More than 60 countries back deal to triple renewable energy this decade

More than 60 countries have said they back a deal spearheaded by the European Union, United States and United Arab Emirates to triple renewable energy this decade and shift away from coal, two officials familiar with the matter told Reuters on Thursday. The EU, U.S. and UAE have been rallying support for the pledge ahead of the UN’s annual COP28 climate negotiations to be held Nov. 30 to Dec. 12 in Dubai, and will call for its inclusion in the final outcome of a gathering of world leaders on Dec. 2, the officials said.

Some major emerging economies like Nigeria, South Africa and Vietnam, developed countries like Australia, Japan and Canada, and others including Peru, Chile, Zambia and Barbados have said they will join the pledge, the officials told Reuters.

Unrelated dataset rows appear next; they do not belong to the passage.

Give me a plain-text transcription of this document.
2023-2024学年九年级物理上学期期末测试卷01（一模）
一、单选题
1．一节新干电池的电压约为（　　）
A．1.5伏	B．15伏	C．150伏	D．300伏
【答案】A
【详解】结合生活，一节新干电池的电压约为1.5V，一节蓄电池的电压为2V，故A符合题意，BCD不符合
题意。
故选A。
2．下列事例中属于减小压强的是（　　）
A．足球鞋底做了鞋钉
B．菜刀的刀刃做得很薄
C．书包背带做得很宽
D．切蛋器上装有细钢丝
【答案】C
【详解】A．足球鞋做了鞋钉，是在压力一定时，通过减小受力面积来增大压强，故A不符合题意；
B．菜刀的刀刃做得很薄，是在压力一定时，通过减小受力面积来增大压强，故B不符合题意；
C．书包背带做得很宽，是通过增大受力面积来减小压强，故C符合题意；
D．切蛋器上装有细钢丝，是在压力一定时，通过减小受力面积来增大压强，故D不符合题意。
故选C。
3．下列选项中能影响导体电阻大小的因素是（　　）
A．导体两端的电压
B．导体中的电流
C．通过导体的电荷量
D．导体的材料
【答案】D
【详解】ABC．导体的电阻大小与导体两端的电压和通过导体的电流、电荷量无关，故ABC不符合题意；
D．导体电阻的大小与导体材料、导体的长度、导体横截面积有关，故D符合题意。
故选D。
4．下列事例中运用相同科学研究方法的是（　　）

A draft of the pledge, reviewed by Reuters, would also commit those who sign it to doubling the world’s annual rate of improving energy efficiency to 4 per cent per year until 2030.

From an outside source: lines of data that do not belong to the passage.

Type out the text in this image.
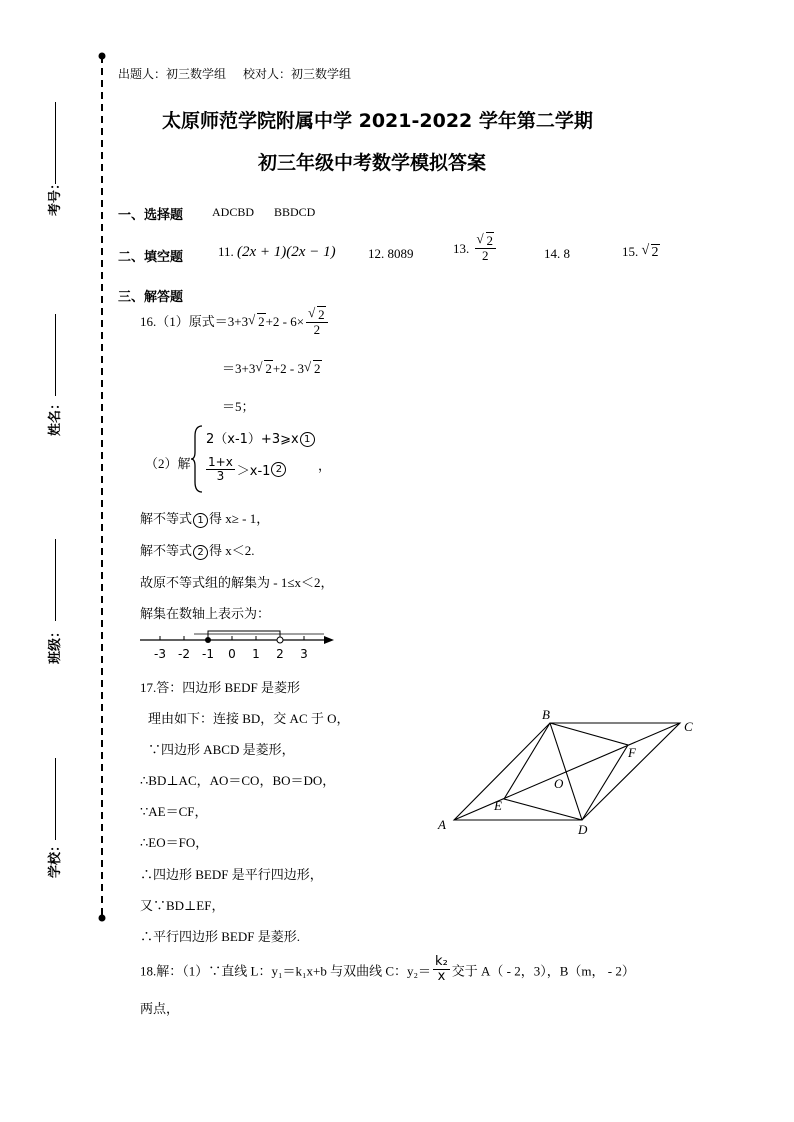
考号：
姓名：
班级：
学校：
出题人：初三数学组 校对人：初三数学组
太原师范学院附属中学 2021-2022 学年第二学期
初三年级中考数学模拟答案
一、选择题 ADCBD BBDCD
二、填空题	11. (2x + 1)(2x − 1) 12. 8089	13. √ $\frac{2}{2}$	14. 8	15. √ 2
三、解答题
16.（1）原式＝3+3 √ 2+2 - 6× √ $\frac{2}{2}$
＝3+3 √ 2+2 - 3 √ 2
＝5；
（2）解
2（x-1）+3⩾x 1
$\frac{1+x}{3} >x-1$ 2	，
解不等式 1 得 x≥ - 1，
解不等式 2 得 x＜2.
故原不等式组的解集为 - 1≤x＜2，
解集在数轴上表示为：
-3 -2 -1 0 1 2 3
17.答：四边形 BEDF 是菱形
理由如下：连接 BD，交 AC 于 O，
∵四边形 ABCD 是菱形，
∴BD⊥AC，AO＝CO，BO＝DO，
∵AE＝CF，
∴EO＝FO，
∴四边形 BEDF 是平行四边形，
又∵BD⊥EF，
∴平行四边形 BEDF 是菱形.
A
B
C
D
E
F
O
18.解：（1）∵直线 L：y₁＝k₁x+b 与双曲线 C：$y_2= \frac{\text{k₂}}{x}$ 交于 A（ - 2，3），B（m， - 2）
两点，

The draft says the greater use of renewables must be accompanied by “the phase down of unabated coal power,” including ending the financing of new coal-fired power plants.

One of the officials told Reuters negotiations with China and India to join the pledge are “quite advanced,” although neither has yet agreed to join.

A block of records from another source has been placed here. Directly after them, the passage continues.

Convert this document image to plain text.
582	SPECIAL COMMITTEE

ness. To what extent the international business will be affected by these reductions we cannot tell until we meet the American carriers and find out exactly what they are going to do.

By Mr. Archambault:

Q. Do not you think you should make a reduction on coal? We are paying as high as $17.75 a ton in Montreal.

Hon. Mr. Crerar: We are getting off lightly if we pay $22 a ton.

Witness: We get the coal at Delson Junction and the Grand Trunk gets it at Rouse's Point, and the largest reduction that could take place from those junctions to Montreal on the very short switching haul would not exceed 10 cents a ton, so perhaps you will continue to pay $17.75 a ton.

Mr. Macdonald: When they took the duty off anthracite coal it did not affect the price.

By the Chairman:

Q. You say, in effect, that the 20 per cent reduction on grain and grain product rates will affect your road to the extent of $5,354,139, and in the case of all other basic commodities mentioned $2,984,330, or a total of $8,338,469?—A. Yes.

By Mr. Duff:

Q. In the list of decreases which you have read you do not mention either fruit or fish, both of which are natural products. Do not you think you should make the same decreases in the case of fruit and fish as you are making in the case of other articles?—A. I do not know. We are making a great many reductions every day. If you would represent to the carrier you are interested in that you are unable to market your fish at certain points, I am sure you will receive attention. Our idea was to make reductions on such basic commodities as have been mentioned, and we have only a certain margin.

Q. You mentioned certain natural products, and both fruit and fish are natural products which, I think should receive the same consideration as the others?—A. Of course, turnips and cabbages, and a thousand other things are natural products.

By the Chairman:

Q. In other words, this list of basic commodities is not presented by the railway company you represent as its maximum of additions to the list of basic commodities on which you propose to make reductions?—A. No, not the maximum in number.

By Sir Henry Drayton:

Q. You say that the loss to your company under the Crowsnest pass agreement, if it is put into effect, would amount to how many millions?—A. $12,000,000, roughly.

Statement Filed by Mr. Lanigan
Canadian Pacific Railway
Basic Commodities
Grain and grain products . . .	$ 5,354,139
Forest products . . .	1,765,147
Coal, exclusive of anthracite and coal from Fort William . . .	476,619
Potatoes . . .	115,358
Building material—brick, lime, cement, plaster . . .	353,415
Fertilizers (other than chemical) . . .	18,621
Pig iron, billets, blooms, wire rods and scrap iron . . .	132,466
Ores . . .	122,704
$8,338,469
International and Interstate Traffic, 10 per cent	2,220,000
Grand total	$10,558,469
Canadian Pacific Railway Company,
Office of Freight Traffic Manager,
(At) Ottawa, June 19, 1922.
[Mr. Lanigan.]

Scientists say both actions – rapidly expanding clean energy and quickly reducing the burning of CO2-emitting fossil fuels in the power sector – are vital if the world is to avert more severe climate change.

The officials said an early show of support for tripling renewable energy and moving away from coal will create momentum and set a positive tone ahead of the days of tense negotiations that are expected at the climate conference.